L’être, considéré concrètement, et par exemple dans la personne, se ramène donc à ce je-ne-sais-quoi de douteux et d’équivoque, à cet hybride d’être et de non-être, à ce presque-rien en un mot qu’est le fuyant devenir. Le devenir contrarie l’arrondissement plastique de l’objet, car il est la dimension selon laquelle l’objet se défait sans cesse, se forme, se déforme, se reforme et se transforme ; le changement que le devenir fait advenir n’est pas modelage, mais modification continuée(1).

– Vladimir Jankélévitch

Le travail d’Alexandre David se distingue du fait qu’il résiste à se laisser fixer dans un seul langage ou un seul registre artistique. Ses installations sont autant d’espaces d’indécision où se lient et se délient, se conjuguent et se repoussent les qualités plastiques qu’évoque leur apparence minimale. Loin de perpétuer les valeurs modernistes qui en feraient des objets spécifiques stables et autonomes, les constructions de bois proposées par l’artiste jouent sans cesse sur les écarts et les variations. Elles misent sur l’oscillation du sens et de la forme, sur ce je-ne-sais-quoi ou ce presque-rien que Jankélévitch associe au perpétuel devenir des choses, incessant mouvement de dévoilement qui se déploie dans l’expérience.
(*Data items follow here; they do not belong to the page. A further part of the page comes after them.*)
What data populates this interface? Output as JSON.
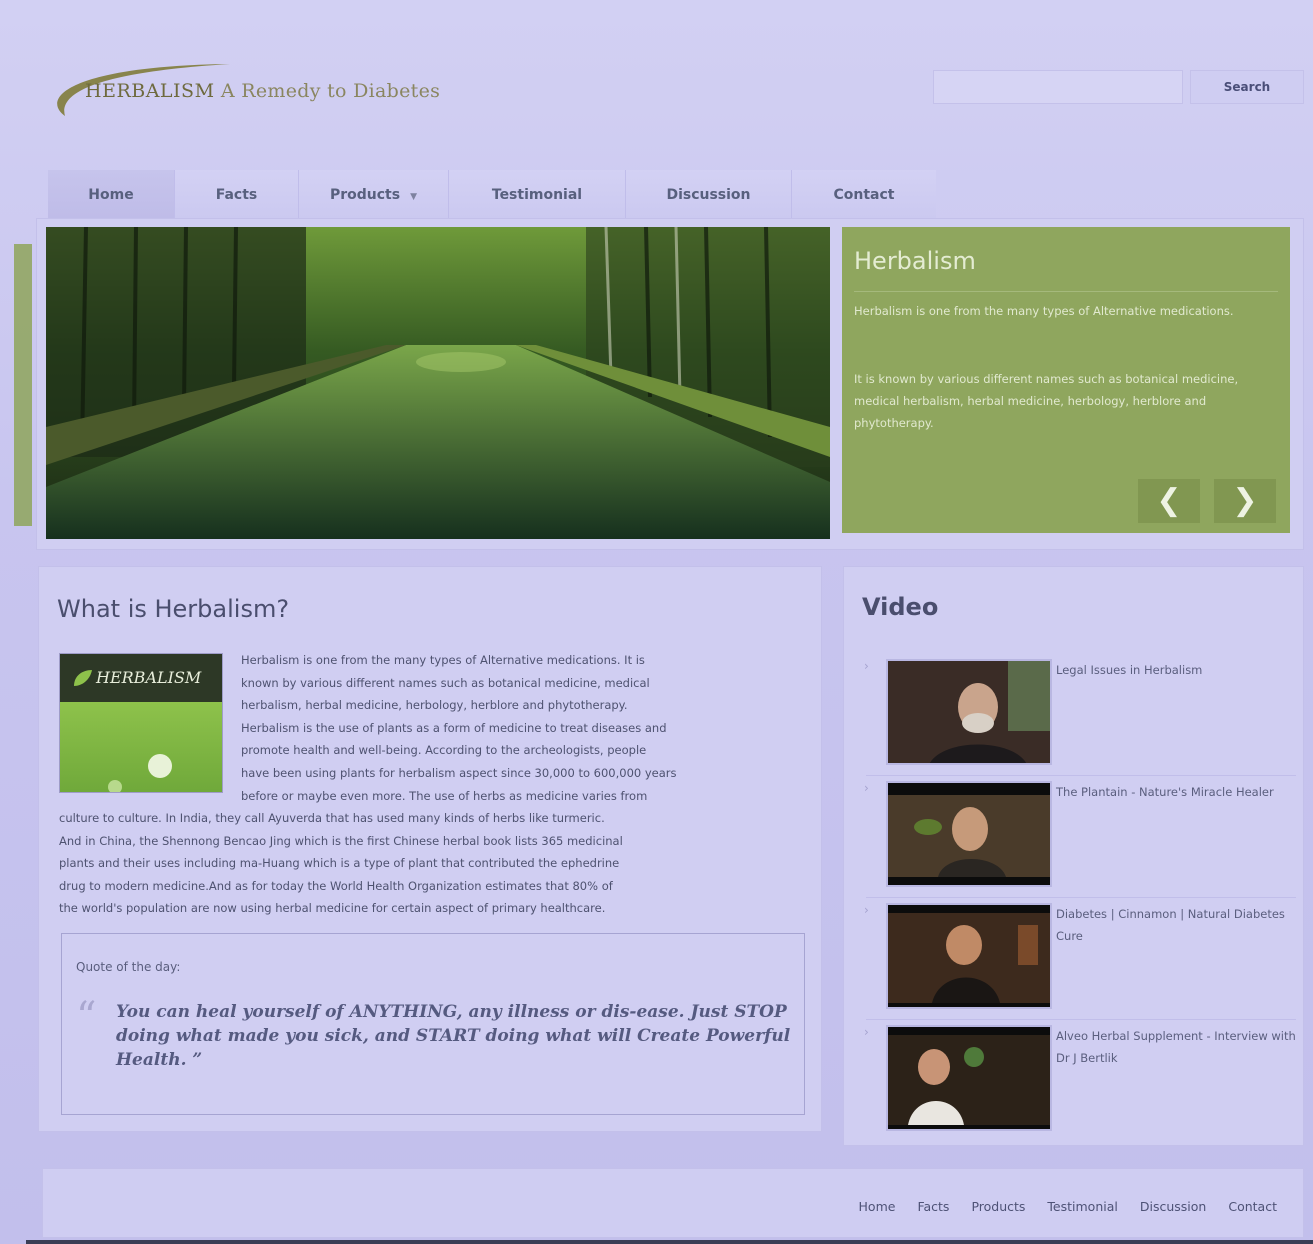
{
  "header": {
    "logo_brand": "HERBALISM",
    "logo_tagline": "A Remedy to Diabetes",
    "search_placeholder": "",
    "search_button": "Search"
  },
  "nav": {
    "items": [
      {
        "label": "Home",
        "active": true
      },
      {
        "label": "Facts"
      },
      {
        "label": "Products",
        "has_dropdown": true
      },
      {
        "label": "Testimonial"
      },
      {
        "label": "Discussion"
      },
      {
        "label": "Contact"
      }
    ]
  },
  "slider": {
    "title": "Herbalism",
    "paragraph_1": "Herbalism is one from the many types of Alternative medications.",
    "paragraph_2": "It is known by various different names such as botanical medicine, medical herbalism, herbal medicine, herbology, herblore and phytotherapy.",
    "prev_icon": "chevron-left-icon",
    "next_icon": "chevron-right-icon",
    "accent_color": "#8fa65e"
  },
  "main": {
    "title": "What is Herbalism?",
    "thumb_label": "HERBALISM",
    "wrapped_lines": [
      "Herbalism is one from the many types of Alternative medications. It is",
      "known by various different names such as botanical medicine, medical",
      "herbalism, herbal medicine, herbology, herblore and phytotherapy.",
      "Herbalism is the use of plants as a form of medicine to treat diseases and",
      "promote health and well-being. According to the archeologists, people",
      "have been using plants for herbalism aspect since 30,000 to 600,000 years",
      "before or maybe even more. The use of herbs as medicine varies from"
    ],
    "full_lines": [
      "culture to culture. In India, they call Ayuverda that has used many kinds of herbs like turmeric.",
      "And in China, the Shennong Bencao Jing which is the first Chinese herbal book lists 365 medicinal",
      "plants and their uses including ma-Huang which is a type of plant that contributed the ephedrine",
      "drug to modern medicine.And as for today the World Health Organization estimates that 80% of",
      "the world's population are now using herbal medicine for certain aspect of primary healthcare."
    ],
    "quote_label": "Quote of the day:",
    "quote_mark": "“",
    "quote_text": "You can heal yourself of ANYTHING, any illness or dis-ease. Just STOP doing what made you sick, and START doing what will Create Powerful Health. ”"
  },
  "videos": {
    "heading": "Video",
    "items": [
      {
        "title": "Legal Issues in Herbalism"
      },
      {
        "title": "The Plantain - Nature's Miracle Healer"
      },
      {
        "title": "Diabetes | Cinnamon | Natural Diabetes Cure"
      },
      {
        "title": "Alveo Herbal Supplement - Interview with Dr J Bertlik"
      }
    ]
  },
  "footer": {
    "links": [
      "Home",
      "Facts",
      "Products",
      "Testimonial",
      "Discussion",
      "Contact"
    ]
  }
}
Alexandre David crée des œuvres à l’identité hybride, irréductibles aux réflexions formelles de l’art minimal qu’elles inspirent à première vue. Inclassables, c’est presque toujours dans un entre-deux qu’elles sont situées : entre image et objet, plan et volume, forme et matière, sculpture et architecture. En fait, ce travail tire moins son sens de la présence physique des œuvres que de leur capacité à tisser des liens. L’artiste ne produit ni des images ni des objets, mais des champs de présence à exploiter dans la durée. Ses sculptures ne font donc pas qu’occuper l’espace, elles sont elles-mêmes des lieux. Ce sont des lieux épurés, chargés d’une certaine familiarité, mais sans cesse travaillés par le doute, par une part d’indéterminé qui ouvre à de multiples possibilités. Indissociables de leur rapport au temps et à l’espace, ces lieux ne prennent sens qu’à être parcourus, investis et interrogés par le spectateur, dans le mouvement du corps et de la pensée qu’ils induisent. C’est parce qu’elles mettent en jeu le presque-rien que les interventions de David se dérobent ainsi à la fixité. Leur ingéniosité tient à l’épaisseur de l’entre qu’elles renégocient chaque fois, comme autant de lieux de passage. Entre l’apparence et la présence, l’expérience physique et sa représentation mentale, c’est là que loge le projet de l’artiste.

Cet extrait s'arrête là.